An inventory system is intended to serve as master repository of network and service data. Its intention is to provide accurate data, however many tier 1 inventory systems are nothing but accurate.( Typically around 60% ). This is because most inventory systems in deployment are populated, updated and maintained manually, which invites errors, leads to inefficiencies, and can be costly and time-consuming. The databases suffer from poor data integrity and fall out of synch, impacting numerous processes, such as flow-through provisioning.
Many service providers undertake extensive data cleansing projects where network is audited and inventory updated. However this is a rather expensive exercise and by the time the audit has been completed, the inventory is probably still out of sync with the network, due to the constant network change.
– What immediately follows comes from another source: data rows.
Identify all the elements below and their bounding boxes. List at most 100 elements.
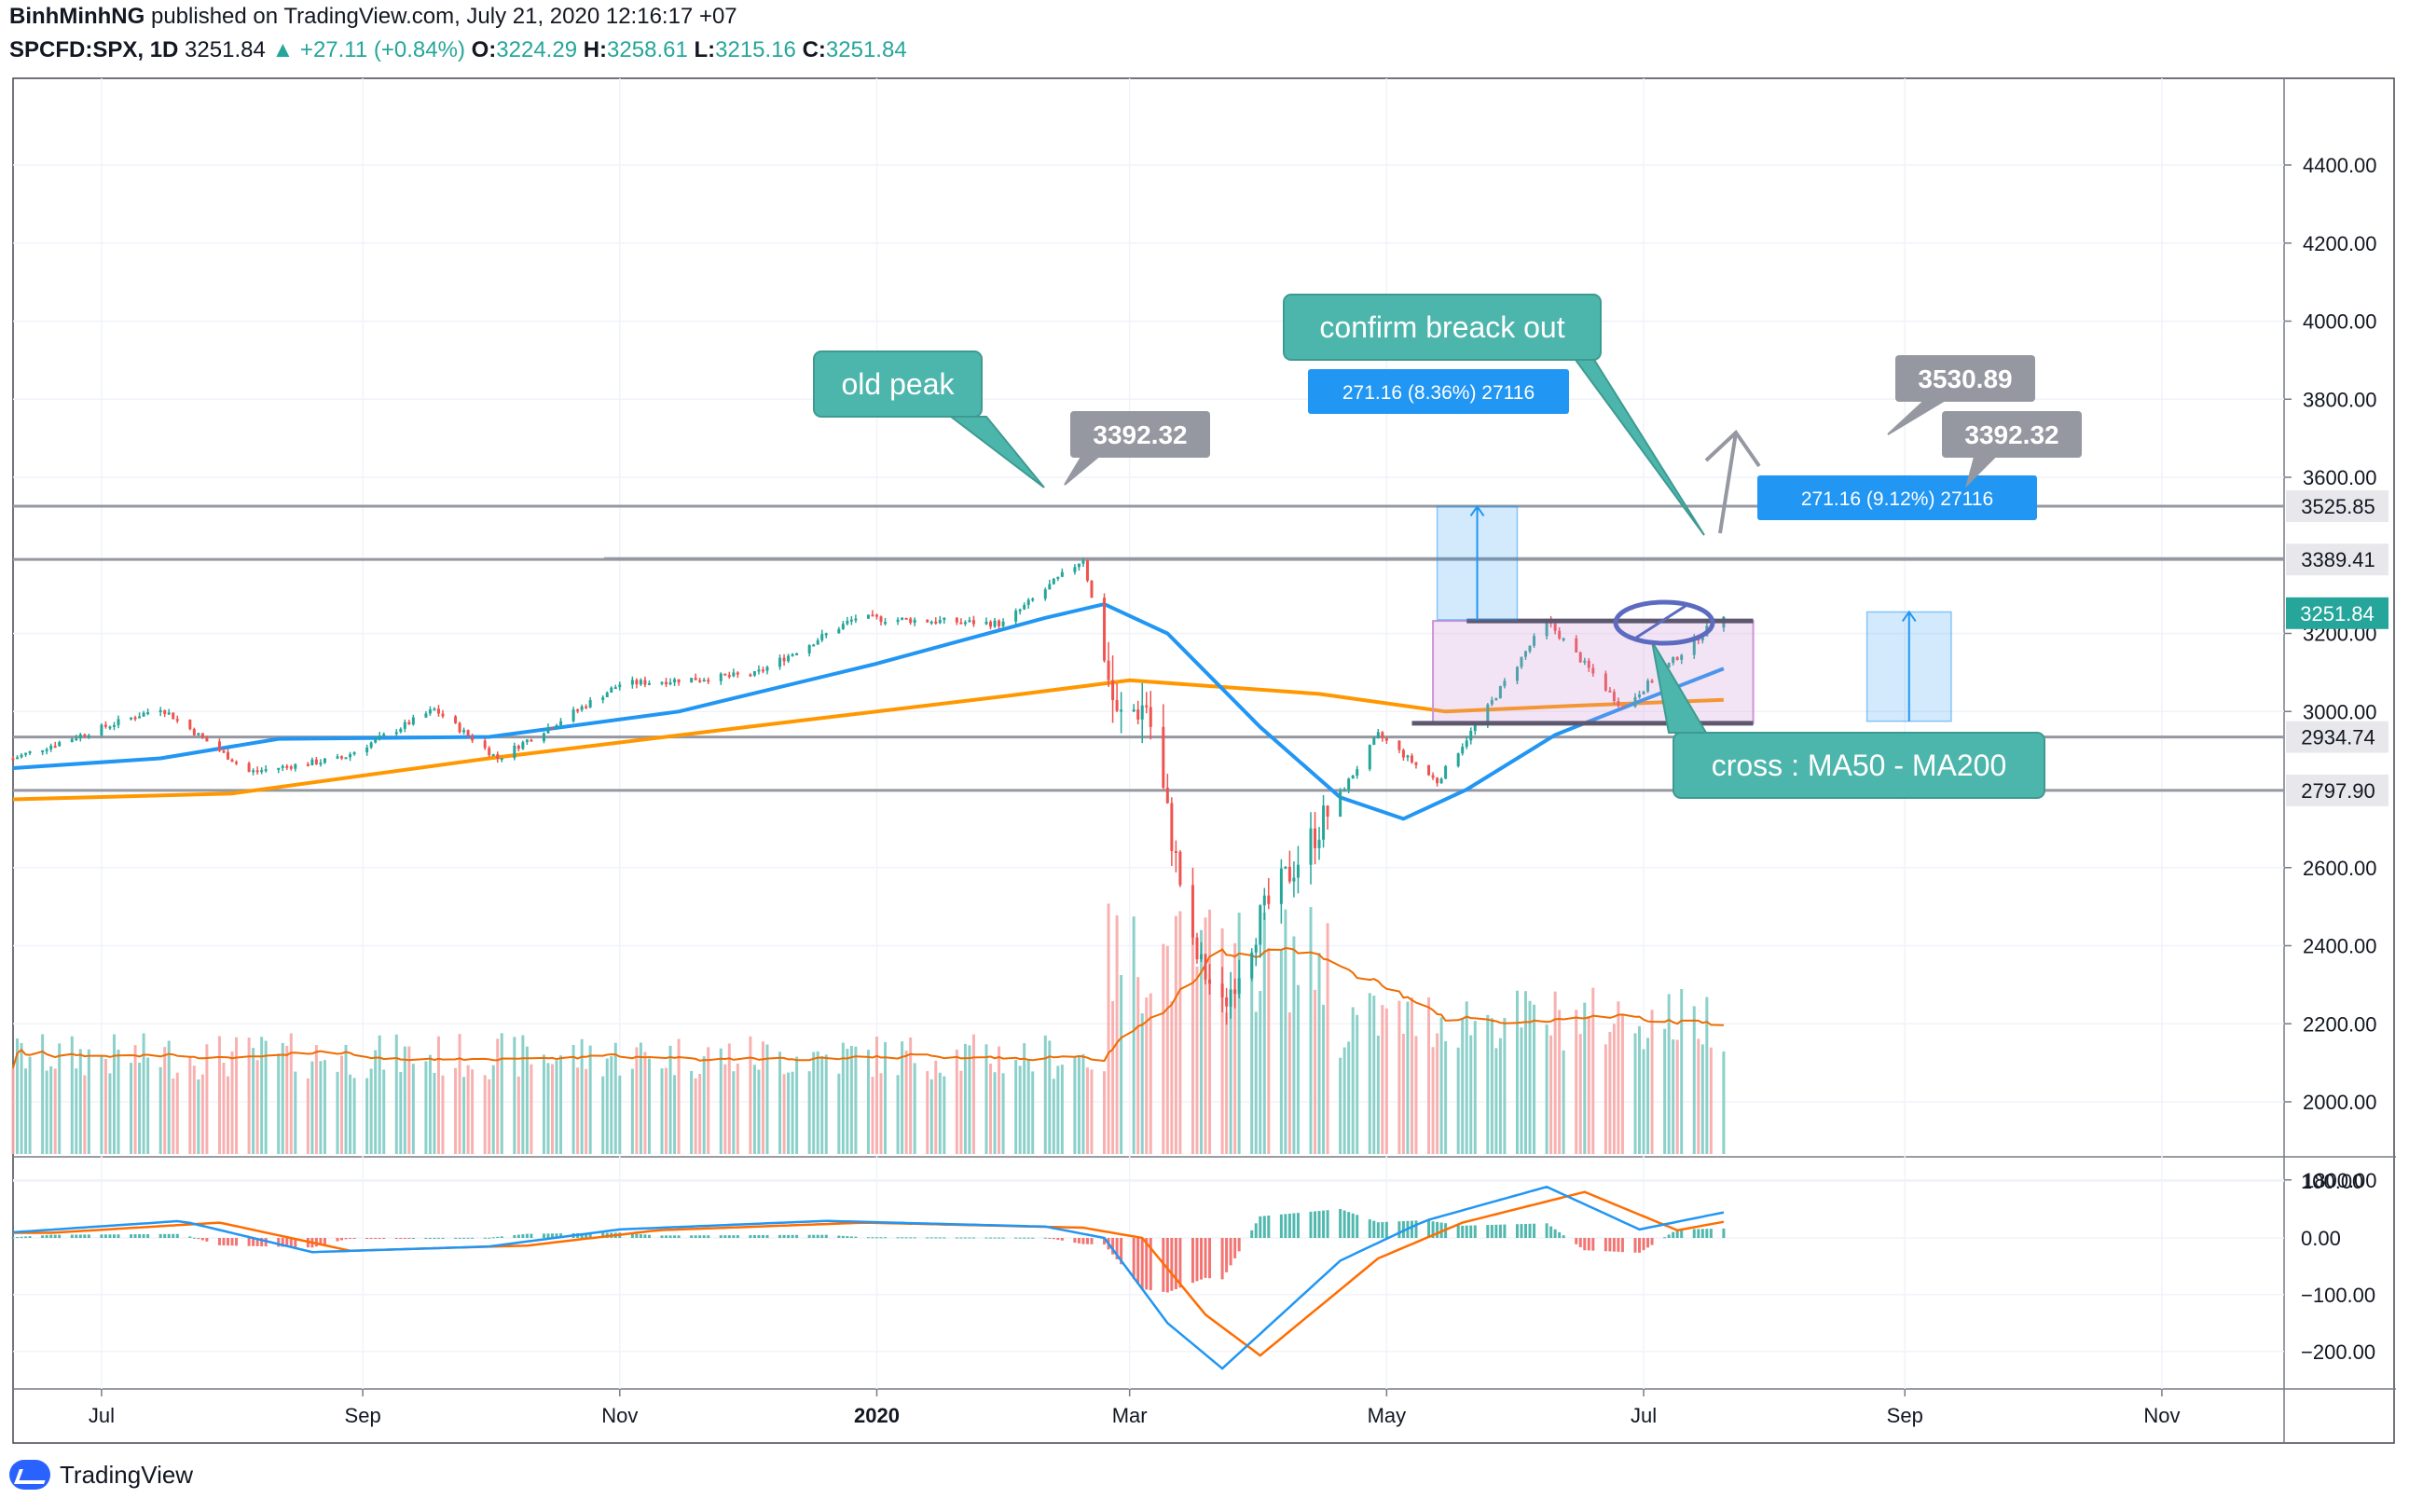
candle-body — [462, 730, 466, 733]
volume-bar — [1410, 997, 1413, 1154]
volume-bar — [896, 1075, 900, 1154]
candle-body — [41, 749, 45, 752]
volume-bar — [884, 1041, 888, 1154]
symbol-label[interactable]: SPCFD:SPX, 1D — [9, 37, 179, 62]
volume-bar — [1700, 1044, 1704, 1154]
volume-bar — [585, 1068, 588, 1154]
candle-body — [530, 739, 533, 742]
macd-hist-bar — [1178, 1238, 1182, 1288]
volume-bar — [1191, 926, 1194, 1154]
volume-bar — [971, 1034, 975, 1154]
macd-hist-bar — [260, 1238, 264, 1246]
macd-hist-bar — [879, 1237, 883, 1239]
macd-hist-bar — [1587, 1238, 1590, 1251]
candle-body — [824, 633, 828, 636]
macd-hist-bar — [200, 1238, 204, 1241]
candle-body — [795, 653, 799, 655]
candle-body — [1279, 868, 1283, 904]
macd-hist-bar — [761, 1234, 764, 1238]
volume-bar — [264, 1040, 268, 1154]
candle-body — [142, 712, 145, 717]
volume-bar — [336, 1071, 339, 1154]
volume-bar — [1162, 943, 1165, 1154]
macd-hist-bar — [172, 1233, 175, 1238]
candle-body — [807, 644, 811, 653]
candle-body — [1515, 667, 1519, 681]
macd-hist-bar — [1120, 1238, 1123, 1265]
volume-bar — [407, 1046, 411, 1154]
volume-bar — [1436, 1033, 1439, 1154]
macd-hist-bar — [197, 1238, 200, 1240]
macd-hist-bar — [1692, 1229, 1696, 1238]
candle-body — [226, 751, 229, 760]
volume-bars — [11, 903, 1726, 1154]
macd-hist-bar — [142, 1233, 145, 1238]
volume-bar — [1414, 1036, 1418, 1154]
volume-bar — [483, 1075, 487, 1154]
candle-body — [968, 620, 971, 623]
candle-body — [707, 680, 710, 682]
candle-body — [1043, 589, 1047, 599]
candle-body — [1060, 571, 1064, 577]
volume-bar — [411, 1064, 415, 1154]
macd-hist-bar — [555, 1233, 558, 1238]
macd-hist-bar — [1672, 1231, 1675, 1238]
macd-hist-bar — [1705, 1229, 1709, 1238]
candle-body — [1052, 578, 1055, 584]
volume-bar — [926, 1071, 929, 1154]
price-tick-label: 2000.00 — [2303, 1091, 2377, 1114]
macd-hist-bar — [516, 1234, 520, 1238]
candle-body — [1136, 709, 1140, 720]
candle-body — [78, 734, 82, 739]
candle-body — [1342, 790, 1346, 792]
volume-bar — [1342, 1047, 1346, 1154]
volume-bar — [1279, 949, 1283, 1154]
macd-hist-bar — [314, 1238, 318, 1247]
candle-body — [172, 712, 175, 720]
candle-body — [1317, 839, 1321, 848]
macd-hist-bar — [521, 1234, 525, 1238]
volume-bar — [849, 1045, 853, 1154]
candle-body — [197, 733, 200, 735]
candle-body — [1170, 803, 1174, 851]
volume-bar — [1680, 989, 1684, 1154]
volume-bar — [1642, 1049, 1645, 1154]
volume-bar — [795, 1056, 799, 1154]
macd-hist-bar — [1431, 1221, 1435, 1238]
macd-hist-bar — [78, 1234, 82, 1238]
peak-price-label-right: 3392.32 — [1964, 420, 2058, 449]
candle-body — [407, 722, 411, 725]
author-name[interactable]: BinhMinhNG — [9, 4, 145, 29]
candle-body — [1372, 737, 1376, 746]
candle-body — [1237, 978, 1241, 995]
volume-bar — [197, 1079, 200, 1154]
tradingview-brand[interactable]: TradingView — [9, 1460, 193, 1490]
macd-hist-bar — [530, 1233, 533, 1238]
macd-hist-bar — [550, 1233, 554, 1238]
candle-body — [761, 669, 764, 672]
macd-hist-bar — [285, 1238, 289, 1247]
volume-bar — [462, 1077, 466, 1154]
candle-body — [913, 619, 916, 624]
macd-hist-bar — [1326, 1210, 1329, 1238]
peak-price-label-pointer — [1064, 456, 1101, 486]
candle-body — [866, 614, 870, 619]
candle-body — [1254, 944, 1258, 953]
macd-hist-bar — [1233, 1238, 1237, 1258]
volume-bar — [1174, 915, 1177, 1154]
macd-hist-bar — [281, 1238, 284, 1247]
candle-body — [1339, 790, 1342, 817]
candle-body — [1162, 726, 1165, 788]
macd-hist-bar — [1697, 1229, 1700, 1238]
volume-ma-line — [12, 946, 1724, 1069]
level-price-label: 2934.74 — [2301, 726, 2375, 749]
time-tick-label: Nov — [2143, 1404, 2180, 1427]
macd-hist-bar — [365, 1238, 369, 1239]
candle-body — [1456, 753, 1460, 766]
macd-hist-bar — [1220, 1238, 1224, 1280]
open-label: O: — [471, 37, 497, 62]
volume-bar — [1663, 1028, 1667, 1154]
level-price-box — [2286, 543, 2388, 576]
candle-body — [1642, 691, 1645, 694]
To combat this issue many Tier 1 Service providers have deployed network discovery and reconciliation tools tightly integrated with the network inventory system. Do not be fooled, this can be quite challenging,however the effort of ensuring an up-to-date view of the network is provided will ensure increased operational efficiencies and less fall-out when inventory is used for service fulfillment.
It won't take long to have data issues when deploying a network inventory system if its not tightly coupled with a network discovery and reconciliation process. To ensure you’re confident the inventory system is telling the truth , it needs to discover and update inventory from the network .
The reconciliation system must provide a discrepancy management that enables the carrier staff to identify, analyze and resolve the most costly discrepancies rapidly. Typically it should automatically update the inventory in the case of known, common discrepancies, and permit the service provider to explore impact of proposed fixes on inventory data. This approach assumes that the network itself provides the truth - rather than the system/documented views of the network.